Мгновение он колебался.
– В той комнате есть камин?
– Да, газовый с асбестом.
– Мне нужно попасть домой, чтобы взять все необходимое из лаборатории.
– Нет, Алан, Вам нельзя покидать дом. Напишите, что Вам нужно на бумаге, и мой дворецкий наймет кэб и все Вам сюда доставит.
Кэмпбелл написал несколько строк записки и имя своего ассистента на конверте. Дориан внимательно перечитал записку и только потом позвал дворецкого, приказав тому возвращаться как можно быстрее со всем необходимым.
Кэмпбелл вздрогнул от стука дверей, поднялся на ноги и подошел к камину. Его трясло, как в лихорадке. В течении около двадцати минут ни один из мужчин не сказал ни слова. Комнатой громко кружилась муха, а часы стучал в тишине, будто кувалда.
Когда часы пробили час, Кэмпбелл обернулся, посмотрел на Дориана Грея и увидел, что его глаза наполнены слезами. Чистота и невинность его лица разгневали Кэмпбелла.
– Подонок! Какой же Вы подонок! – Закричал он.
– Прекратите, Алан. Вы спасли мою жизнь, – сказал Дориан.
– Ваша жизнь? Да что же это, черт побери, за жизнь такая! День за днем Вы грешили и докатились, в конце концов, до убийства. То, что я делаю, то, что Вы заставляете меня делать, я делаю точно не ради Вашей жизни.
– Эх, Алан, – вздохнул Дориан, – если бы Вы чувствовали ко мне хоть сотую долю того сострадания, которое я чувствую к Вам. – С этими словами он отвернулся и стал смотреть в сад. Кэмпбелл ничего не ответил.
Минут через десять в дверь постучали, и в комнату вошел дворецкий с большим ящиком из красного дерева, наполненным химическими веществами, стальными и платиновыми проводами и двумя железными сосудами причудливой формы.
– Мне оставить это здесь, сэр? – Спросил он у Кэмпбелла.

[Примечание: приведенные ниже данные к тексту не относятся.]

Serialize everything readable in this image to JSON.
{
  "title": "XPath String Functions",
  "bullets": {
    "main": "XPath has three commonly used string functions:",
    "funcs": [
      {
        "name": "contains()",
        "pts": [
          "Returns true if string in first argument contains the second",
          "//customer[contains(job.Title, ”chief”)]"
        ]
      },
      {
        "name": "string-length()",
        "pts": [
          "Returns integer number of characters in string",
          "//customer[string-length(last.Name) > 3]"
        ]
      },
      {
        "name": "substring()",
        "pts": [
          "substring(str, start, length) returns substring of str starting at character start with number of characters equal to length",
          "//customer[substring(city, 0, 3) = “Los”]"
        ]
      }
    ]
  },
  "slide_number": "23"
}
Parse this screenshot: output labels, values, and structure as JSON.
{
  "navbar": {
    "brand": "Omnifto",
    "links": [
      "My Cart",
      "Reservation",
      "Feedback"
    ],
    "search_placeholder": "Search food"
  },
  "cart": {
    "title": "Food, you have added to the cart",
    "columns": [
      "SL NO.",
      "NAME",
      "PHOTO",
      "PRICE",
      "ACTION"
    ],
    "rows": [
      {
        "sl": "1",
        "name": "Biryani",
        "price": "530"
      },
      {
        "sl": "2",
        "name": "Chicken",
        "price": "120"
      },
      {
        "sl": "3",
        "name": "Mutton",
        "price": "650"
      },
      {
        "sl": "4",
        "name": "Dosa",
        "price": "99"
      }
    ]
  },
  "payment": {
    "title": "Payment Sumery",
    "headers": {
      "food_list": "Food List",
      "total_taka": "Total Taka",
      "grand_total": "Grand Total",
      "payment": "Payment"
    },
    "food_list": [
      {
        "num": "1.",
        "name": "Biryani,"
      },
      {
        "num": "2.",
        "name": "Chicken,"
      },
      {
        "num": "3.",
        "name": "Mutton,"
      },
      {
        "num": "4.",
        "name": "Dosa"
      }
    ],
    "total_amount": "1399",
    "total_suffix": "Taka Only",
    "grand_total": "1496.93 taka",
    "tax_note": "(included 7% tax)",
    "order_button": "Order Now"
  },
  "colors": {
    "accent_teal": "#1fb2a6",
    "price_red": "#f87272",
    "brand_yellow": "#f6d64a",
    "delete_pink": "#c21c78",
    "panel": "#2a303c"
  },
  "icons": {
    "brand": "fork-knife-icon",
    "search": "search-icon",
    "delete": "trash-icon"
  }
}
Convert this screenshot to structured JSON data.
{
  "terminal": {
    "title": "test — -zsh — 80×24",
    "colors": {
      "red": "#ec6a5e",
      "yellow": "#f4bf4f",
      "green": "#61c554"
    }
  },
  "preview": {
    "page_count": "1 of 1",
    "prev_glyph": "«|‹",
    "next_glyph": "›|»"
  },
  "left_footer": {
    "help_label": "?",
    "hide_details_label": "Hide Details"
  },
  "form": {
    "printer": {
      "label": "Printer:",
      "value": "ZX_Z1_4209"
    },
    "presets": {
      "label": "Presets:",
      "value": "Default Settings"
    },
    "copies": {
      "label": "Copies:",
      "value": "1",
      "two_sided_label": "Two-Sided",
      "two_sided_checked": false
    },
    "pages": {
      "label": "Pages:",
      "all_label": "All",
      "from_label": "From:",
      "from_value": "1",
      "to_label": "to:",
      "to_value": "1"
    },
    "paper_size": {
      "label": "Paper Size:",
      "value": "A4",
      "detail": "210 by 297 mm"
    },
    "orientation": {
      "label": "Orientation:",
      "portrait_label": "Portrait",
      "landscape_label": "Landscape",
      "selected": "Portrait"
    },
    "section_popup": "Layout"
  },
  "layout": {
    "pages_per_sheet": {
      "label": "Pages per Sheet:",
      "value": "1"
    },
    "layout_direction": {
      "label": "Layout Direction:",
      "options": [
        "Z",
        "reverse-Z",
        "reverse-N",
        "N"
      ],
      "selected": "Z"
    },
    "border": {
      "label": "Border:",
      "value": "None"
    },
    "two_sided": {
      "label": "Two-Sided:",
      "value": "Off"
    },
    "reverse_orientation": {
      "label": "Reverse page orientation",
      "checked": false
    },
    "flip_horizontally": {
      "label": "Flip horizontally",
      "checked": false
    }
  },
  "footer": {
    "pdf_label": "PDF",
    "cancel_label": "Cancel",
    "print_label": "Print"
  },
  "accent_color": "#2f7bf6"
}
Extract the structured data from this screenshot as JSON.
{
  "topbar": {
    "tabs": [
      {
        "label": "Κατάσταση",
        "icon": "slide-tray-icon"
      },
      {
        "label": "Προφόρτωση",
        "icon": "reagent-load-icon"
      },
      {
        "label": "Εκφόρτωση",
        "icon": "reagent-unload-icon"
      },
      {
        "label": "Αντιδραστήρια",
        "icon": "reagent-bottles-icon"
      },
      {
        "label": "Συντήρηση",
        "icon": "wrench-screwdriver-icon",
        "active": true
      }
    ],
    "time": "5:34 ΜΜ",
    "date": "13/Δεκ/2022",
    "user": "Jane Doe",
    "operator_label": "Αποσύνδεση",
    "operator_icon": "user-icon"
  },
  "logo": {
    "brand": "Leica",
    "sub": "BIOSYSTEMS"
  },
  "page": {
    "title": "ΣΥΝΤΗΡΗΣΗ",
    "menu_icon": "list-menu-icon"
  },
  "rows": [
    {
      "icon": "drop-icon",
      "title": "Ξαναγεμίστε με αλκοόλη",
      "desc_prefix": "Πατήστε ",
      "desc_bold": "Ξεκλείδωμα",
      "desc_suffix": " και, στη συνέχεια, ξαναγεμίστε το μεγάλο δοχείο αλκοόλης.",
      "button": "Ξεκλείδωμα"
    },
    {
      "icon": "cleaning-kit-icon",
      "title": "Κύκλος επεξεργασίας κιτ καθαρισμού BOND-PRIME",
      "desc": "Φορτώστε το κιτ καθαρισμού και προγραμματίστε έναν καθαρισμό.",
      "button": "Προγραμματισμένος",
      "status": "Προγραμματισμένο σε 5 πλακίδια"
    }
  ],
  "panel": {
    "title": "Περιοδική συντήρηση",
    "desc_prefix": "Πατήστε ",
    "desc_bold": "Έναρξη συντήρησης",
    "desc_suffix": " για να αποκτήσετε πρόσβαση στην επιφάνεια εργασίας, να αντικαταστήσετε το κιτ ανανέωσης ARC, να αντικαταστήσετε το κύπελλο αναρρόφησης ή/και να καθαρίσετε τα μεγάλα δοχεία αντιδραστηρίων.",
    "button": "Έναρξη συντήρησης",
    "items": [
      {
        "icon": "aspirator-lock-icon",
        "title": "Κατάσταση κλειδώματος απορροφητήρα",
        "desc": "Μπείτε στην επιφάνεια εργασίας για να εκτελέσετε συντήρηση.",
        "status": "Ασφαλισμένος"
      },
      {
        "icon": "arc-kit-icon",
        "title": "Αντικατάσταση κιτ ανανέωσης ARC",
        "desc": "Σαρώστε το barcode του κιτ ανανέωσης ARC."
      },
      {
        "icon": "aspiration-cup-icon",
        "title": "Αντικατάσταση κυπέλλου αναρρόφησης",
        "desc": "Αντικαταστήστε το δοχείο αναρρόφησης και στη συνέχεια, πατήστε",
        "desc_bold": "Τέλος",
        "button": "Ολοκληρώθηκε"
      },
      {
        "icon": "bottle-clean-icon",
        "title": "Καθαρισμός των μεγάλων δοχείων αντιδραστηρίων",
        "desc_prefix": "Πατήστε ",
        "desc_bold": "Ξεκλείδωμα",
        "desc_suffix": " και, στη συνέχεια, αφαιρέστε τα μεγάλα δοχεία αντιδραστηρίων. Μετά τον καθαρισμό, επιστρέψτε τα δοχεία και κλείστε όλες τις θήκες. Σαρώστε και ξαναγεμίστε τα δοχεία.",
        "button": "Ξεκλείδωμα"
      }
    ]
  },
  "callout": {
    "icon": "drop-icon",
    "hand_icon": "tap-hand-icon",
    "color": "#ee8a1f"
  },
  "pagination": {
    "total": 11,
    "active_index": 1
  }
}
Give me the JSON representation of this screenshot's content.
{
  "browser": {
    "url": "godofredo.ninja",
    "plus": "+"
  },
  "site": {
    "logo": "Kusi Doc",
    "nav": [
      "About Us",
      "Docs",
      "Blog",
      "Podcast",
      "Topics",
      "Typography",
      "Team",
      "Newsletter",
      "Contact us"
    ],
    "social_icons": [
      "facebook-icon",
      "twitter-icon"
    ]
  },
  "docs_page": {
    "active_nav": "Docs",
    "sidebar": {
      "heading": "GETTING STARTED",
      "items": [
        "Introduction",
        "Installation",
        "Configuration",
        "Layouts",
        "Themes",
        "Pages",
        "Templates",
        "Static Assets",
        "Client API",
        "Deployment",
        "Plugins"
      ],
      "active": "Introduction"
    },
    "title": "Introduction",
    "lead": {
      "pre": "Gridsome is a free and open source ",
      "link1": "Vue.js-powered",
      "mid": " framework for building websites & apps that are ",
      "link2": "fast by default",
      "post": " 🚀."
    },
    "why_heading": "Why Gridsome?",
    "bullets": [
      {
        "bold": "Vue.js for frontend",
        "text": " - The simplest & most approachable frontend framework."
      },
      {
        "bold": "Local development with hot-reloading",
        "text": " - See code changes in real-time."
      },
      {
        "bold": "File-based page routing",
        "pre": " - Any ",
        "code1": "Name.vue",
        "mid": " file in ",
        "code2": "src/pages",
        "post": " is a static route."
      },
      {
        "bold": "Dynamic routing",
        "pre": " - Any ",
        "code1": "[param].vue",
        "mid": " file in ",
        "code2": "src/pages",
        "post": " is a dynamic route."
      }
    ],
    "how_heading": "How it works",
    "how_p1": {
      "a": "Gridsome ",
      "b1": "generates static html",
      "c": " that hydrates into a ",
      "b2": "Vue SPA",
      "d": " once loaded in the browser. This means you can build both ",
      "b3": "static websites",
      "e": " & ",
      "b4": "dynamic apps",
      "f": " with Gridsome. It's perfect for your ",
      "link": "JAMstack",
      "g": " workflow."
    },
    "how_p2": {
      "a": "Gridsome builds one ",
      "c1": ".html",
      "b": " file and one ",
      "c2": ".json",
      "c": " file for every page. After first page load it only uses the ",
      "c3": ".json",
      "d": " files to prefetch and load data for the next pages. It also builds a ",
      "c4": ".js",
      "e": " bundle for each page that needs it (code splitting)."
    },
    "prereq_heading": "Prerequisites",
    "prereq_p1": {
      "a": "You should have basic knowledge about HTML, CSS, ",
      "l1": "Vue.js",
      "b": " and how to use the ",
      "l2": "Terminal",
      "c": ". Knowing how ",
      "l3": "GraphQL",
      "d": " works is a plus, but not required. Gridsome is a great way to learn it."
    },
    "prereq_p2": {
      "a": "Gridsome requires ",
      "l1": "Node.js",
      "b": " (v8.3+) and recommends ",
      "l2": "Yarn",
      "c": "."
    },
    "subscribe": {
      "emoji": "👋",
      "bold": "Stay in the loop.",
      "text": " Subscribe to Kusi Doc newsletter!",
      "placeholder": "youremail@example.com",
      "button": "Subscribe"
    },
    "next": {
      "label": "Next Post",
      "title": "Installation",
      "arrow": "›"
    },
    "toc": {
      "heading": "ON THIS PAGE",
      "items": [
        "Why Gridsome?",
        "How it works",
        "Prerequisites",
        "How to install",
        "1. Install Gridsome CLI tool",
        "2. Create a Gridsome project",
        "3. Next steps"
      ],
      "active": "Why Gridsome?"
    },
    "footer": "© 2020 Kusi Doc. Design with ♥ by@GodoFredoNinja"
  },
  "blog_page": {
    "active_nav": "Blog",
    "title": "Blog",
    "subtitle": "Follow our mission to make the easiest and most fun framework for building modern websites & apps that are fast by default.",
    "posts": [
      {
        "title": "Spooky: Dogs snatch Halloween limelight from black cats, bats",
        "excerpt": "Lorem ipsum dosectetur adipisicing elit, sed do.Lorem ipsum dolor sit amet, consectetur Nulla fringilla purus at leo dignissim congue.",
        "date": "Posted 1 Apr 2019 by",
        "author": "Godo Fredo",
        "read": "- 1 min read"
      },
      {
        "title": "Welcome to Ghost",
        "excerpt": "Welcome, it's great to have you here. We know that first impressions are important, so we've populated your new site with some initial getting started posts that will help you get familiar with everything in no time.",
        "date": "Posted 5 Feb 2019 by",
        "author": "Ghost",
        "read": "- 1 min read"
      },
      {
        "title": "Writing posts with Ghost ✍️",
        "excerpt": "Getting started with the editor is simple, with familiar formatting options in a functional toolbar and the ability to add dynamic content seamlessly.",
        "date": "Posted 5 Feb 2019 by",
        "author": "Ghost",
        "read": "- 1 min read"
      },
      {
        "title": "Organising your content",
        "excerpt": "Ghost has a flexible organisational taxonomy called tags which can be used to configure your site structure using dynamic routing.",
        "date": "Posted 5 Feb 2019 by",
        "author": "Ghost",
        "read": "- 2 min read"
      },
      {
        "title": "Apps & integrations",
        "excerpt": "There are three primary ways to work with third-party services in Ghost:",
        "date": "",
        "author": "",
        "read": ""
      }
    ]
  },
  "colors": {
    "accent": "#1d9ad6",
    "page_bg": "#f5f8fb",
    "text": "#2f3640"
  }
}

– Да, оставьте, – ответил Дориан, – боюсь, у меня есть для Вас еще одно поручение, Фрэнсис. Как зовут садовника из Ричмонда, который поставляет орхидеи для имения Селби?
– Харден, сэр.
– Да, Харден. Немедленно отправляйтесь в Ричмонд и скажите этому Хардену лично, чтобы отправил вдвое больше орхидей, чем я сначала заказал. И чтобы было поменьше белых. Даже, знаете, я вообще не хочу белых. Сегодня просто замечательный день, а в Ричмонде очень славно, иначе я не стал бы вас беспокоить.
– Ах какие заботы, сэр, о чем Вы. К которому часу мне вернуться?
Дориан посмотрел на Кэмпбелла.
– Как долго продлится Ваш эксперимент, Алан? – Спросил он равнодушным тоном. Присутствие третьего человека в комнате придавало ему смелости.
Кэмпбелл нахмурился, закусил губу и ответил:
– Около пяти часов.
– Значит, будет как раз хорошо, если Вы вернетесь в половине восьмого. Или можете даже остаться, приготовьте только мой наряд. Вечер в Вашем распоряжении. Я буду обедать не дома, так что Вы мне не нужны.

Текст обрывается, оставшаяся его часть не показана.